Before he was even close to approaching his current mega rockstar status and was still performing around the Atlanta area, one of his best songs was “Break Away,” an upbeat pop rhythm. For the few who know of the song, the most common and accessible version is the one performed in 1999 at Eddie’s Attic, a music club in Decatur, Georgia (which is also where other notable acts had their start, such as the Indigo Girls and Shawn Mullins).
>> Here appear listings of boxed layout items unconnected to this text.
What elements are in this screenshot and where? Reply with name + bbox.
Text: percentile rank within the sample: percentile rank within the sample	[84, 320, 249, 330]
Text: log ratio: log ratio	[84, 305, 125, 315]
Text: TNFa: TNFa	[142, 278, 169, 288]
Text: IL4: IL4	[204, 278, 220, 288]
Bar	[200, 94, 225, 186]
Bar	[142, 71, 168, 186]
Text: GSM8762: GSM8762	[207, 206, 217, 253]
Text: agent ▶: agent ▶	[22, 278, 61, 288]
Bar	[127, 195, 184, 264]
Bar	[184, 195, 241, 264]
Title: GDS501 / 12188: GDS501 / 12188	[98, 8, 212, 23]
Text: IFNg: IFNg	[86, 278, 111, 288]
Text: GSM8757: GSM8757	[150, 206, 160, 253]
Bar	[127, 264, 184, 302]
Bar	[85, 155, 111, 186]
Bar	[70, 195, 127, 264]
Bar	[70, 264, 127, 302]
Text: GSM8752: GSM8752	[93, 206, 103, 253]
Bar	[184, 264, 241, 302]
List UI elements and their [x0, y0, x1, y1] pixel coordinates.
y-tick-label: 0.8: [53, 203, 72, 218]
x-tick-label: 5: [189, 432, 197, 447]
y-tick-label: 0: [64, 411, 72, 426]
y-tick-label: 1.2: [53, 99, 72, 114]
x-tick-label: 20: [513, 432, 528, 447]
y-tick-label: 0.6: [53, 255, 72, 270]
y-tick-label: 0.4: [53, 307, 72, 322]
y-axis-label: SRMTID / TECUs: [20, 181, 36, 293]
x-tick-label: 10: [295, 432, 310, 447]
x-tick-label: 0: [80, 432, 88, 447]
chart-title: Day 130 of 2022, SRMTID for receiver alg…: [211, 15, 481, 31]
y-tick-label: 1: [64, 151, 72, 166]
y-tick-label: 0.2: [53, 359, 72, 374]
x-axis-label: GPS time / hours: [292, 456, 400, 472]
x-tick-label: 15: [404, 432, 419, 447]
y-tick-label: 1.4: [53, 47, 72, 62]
It’s fun to see how a song evolves and progresses as it is being written and smoothed out by its musician, and in rare cases its pre-released version sounds just as cool. The “Simmering” medley is an example of such a case. During one of Mayer’s live performances (before Continuum was ever released), he decided to play one of his in-progress songs that would later become the Grammy-nominated “Belief.” At first, it’s jarring to hear Mayer sing the different lyrics, “Is there any way to know when it’s over / When will you show her when you’ll be done / Is there any day that slowly rolls over / And that you will know when the last war was,” alongside the bluesy guitar and drum melodies associated with “Belief,” but the pre-released lyrics are equally fitting for the song. The fact that Mayer already had outstanding lyrics (most of which were changed in the final version) further emphasizes how under-valued Mayer’s lyric-writing abilities are. The rare find is also one of the most compelling reasons to see the musician perform at a live concert in his prime: Mayer improvs both lyrics and guitar riffs like no other. For his live performances, Mayer always seems to add-on new lyrics and fingers-out epic guitar solos, ensuring concert-goers get a totally unique experience that doesn’t stray from the original song. The six-minute live medley of “Simmering” adds another intense and addictive take on the moral- and war-themed hit “Belief.”
Another rare find, generally only available as a live version (which isn’t such a bad thing, considering Mayer is ten times better live than just a plain recorded track). Performed in 2004 and shown on PBS, “Hummingbird” is fueled by Mayer’s acoustic guitar strumming and pensive lyrics that crescendo into melancholy whistling. “Hummingbird” is a simple and hauntingly beautiful song.
Another song that Mayer rarely plays is “In Your Atmosphere” (also known as the “L.A. Song”), a sad ballad about a love gone awry and the desire to avoid Los Angeles, where he sings, “I don’t think I’m gonna go to L.A. anymore / I don’t think I’m gonna go to L.A. anymore / I don’t know what it’s like to land and not race through your door / I don’t think I’m gonna go to L.A. anymore.” The version with the best quality of the song is available in Mayer’s CD/DVD Where the Light Is: John Mayer Live in Los Angeles. In his live performance at the Nokia Theater, the ballad is powered by an acoustic guitar and his deft vocals which easily switch from low registers to scatting falsettos. The result is a lovely piece on heartbreak, loneliness, and avoidance.
On Mayer’s DVD Any Given Thursday, released in 2003, is the searing guitar epic “Covered in Rain,” a song which lasts for almost ten minutes. In the DVD’s documentary the track is said to be the second part to Mayer’s song “City Love.” “Covered in Rain” is one of the most well-crafted songs both lyrically and instrumentally by Mayer–or any artist for the past two decades. The dark and moody song showcases the experimentation with blues that would later work its way into Continuum. The guitar virtuoso that Mayer displays in “Covered in Rain” will probably become a standard in the coming years as the song gains more attention.